Search code examples
pythonheaderbeautifulsouppython-requestsresponse

Why doesn't the page response change when this query is updated?


I am having trouble reliably extracting for a variable (property count) in pages for the website https://www.booking.com.

When searching for Brazil, it shows 29,454 properties.

But when trying to update the query to be for a different country, it lists the same number (plus or minus 1). I'm not sure if this has to do with the headers or query.

Maybe there is an easier way to extract the information

Brazil should have 29,000+ properties and Uruguay should have 1,629

The following code is expected to operate as if searching for the country's name at Booking.com

import requests
from bs4 import BeautifulSoup

from requests.packages.urllib3.exceptions import InsecureRequestWarning
requests.packages.urllib3.disable_warnings(InsecureRequestWarning)

url = "https://www.booking.com/searchresults.en-gb.html"
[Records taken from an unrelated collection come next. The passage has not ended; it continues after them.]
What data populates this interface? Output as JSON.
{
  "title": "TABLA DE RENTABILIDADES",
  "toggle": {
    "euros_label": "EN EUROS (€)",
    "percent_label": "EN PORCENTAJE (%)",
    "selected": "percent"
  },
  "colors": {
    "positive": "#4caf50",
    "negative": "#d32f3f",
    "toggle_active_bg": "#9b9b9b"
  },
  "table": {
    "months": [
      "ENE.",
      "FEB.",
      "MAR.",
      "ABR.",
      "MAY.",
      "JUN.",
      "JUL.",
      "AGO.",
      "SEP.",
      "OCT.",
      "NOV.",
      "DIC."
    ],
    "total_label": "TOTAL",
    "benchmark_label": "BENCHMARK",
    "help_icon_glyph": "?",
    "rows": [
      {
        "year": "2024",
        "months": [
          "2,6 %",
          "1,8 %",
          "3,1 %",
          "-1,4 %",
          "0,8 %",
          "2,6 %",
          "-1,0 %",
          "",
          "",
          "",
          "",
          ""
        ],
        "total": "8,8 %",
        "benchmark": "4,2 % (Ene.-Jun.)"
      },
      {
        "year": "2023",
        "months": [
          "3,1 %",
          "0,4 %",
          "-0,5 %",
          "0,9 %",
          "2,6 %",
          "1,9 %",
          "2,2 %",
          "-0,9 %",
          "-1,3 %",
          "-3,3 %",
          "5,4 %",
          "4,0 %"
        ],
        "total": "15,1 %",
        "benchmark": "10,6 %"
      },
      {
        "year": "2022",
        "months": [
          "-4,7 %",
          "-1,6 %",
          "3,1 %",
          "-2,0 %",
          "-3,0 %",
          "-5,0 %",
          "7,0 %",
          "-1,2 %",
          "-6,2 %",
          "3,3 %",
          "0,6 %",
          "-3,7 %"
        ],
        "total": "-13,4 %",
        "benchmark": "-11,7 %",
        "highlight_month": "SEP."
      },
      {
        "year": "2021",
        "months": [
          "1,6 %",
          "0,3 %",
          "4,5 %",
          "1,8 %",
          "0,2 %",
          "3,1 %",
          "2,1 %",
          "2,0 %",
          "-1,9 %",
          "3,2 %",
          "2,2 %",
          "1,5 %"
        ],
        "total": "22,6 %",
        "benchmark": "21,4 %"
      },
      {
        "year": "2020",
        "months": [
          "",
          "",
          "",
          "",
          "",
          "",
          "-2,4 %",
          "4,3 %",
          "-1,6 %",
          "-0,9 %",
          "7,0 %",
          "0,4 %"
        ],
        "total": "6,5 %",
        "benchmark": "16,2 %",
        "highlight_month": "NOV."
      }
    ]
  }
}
countries = [u'Brazil', u'Uruguay']

for country in countries:

    querystring = {"label": "gen173nr-1DCAEoggJCAlhYSDNiBW5vcmVmcgV1c19vcogBAZgBMbgBB8gBDdgBA-gBAfgBApICAXmoAgM",
                   "lang": "en-gb", "sid": "5f9b0b3af27a0a0b48017c6c387d8224", "track_lsso": "2", "sb": "1",
                   "src": country, "src_elem": "sb",
                   "ss": country.replace(' ', '+'), "ssne": country, "ssne_untouched": country, "dest_id": "30", "dest_type": "country",
                   "checkin_monthday": "", "checkin_month": "", "checkin_year": "", "checkout_monthday": "",
                   "checkout_month": "", "checkout_year": "", "room1": "A", "no_rooms": "1", "group_adults": "1",
                   "group_children": "0"}

    headers = {
        'upgrade-insecure-requests': "1",
        'user-agent': "Mozilla/5.0 (Macintosh; Intel Mac OS X 10_12_0) AppleWebKit/537.36 (KHTML, like Gecko) Chrome/57.0.2987.133 Safari/537.36",
        'accept': "text/html,application/xhtml+xml,application/xml;q=0.9,image/webp,*/*;q=0.8",
        'content-encoding': "br",
        'accept-language': "en-US,en;q=0.8",
        'content-type': "text/html;charset=UTF-8",
        'cache-control': "no-cache",
        'postman-token': "124b1e3b-c4de-9ab0-162f-003770797f9f"
    }

    response = BeautifulSoup(requests.request("GET", url, headers=headers, params=querystring, verify=False).content,
                             "html.parser")

    totalPropCount = response.select('h1[class="sorth1"]')[0].text

    print totalPropCount.split(': ')[1], ' for ', country

Solution

  • Your problem is you're hardcoding the dest_id. A dest_id of 30 simply points to Brazil!

    You can verify by using the following:

    querystring = querystring = {"src": country,
                   "dest_id": "225", "dest_type": "country",
                   }
    

    Note that I removed a lot of the stuff to simplify, but I most importantly changed the dest_id to 225. 225 is the dest_id of Uraguay, while dest_id 30 (the one you had hard coded) was Brazil.

    Every time you were doing your request, you were requesting Brazil's information, so you got the same number! Plug this querystring in, and you should see Uraguay's info.

    I'm not sure what the best way is to automatically populate it, maybe just look up the codes you're interested in and save them in a dict? That way every time through the loop you get the correct dest_id.

    In fact, none of the other strings in querystring that you plugged country into (ssne, src, ssne_untouched) even countribute to the end result. You are able to pull up Uraguays info using the 3 fields in my example.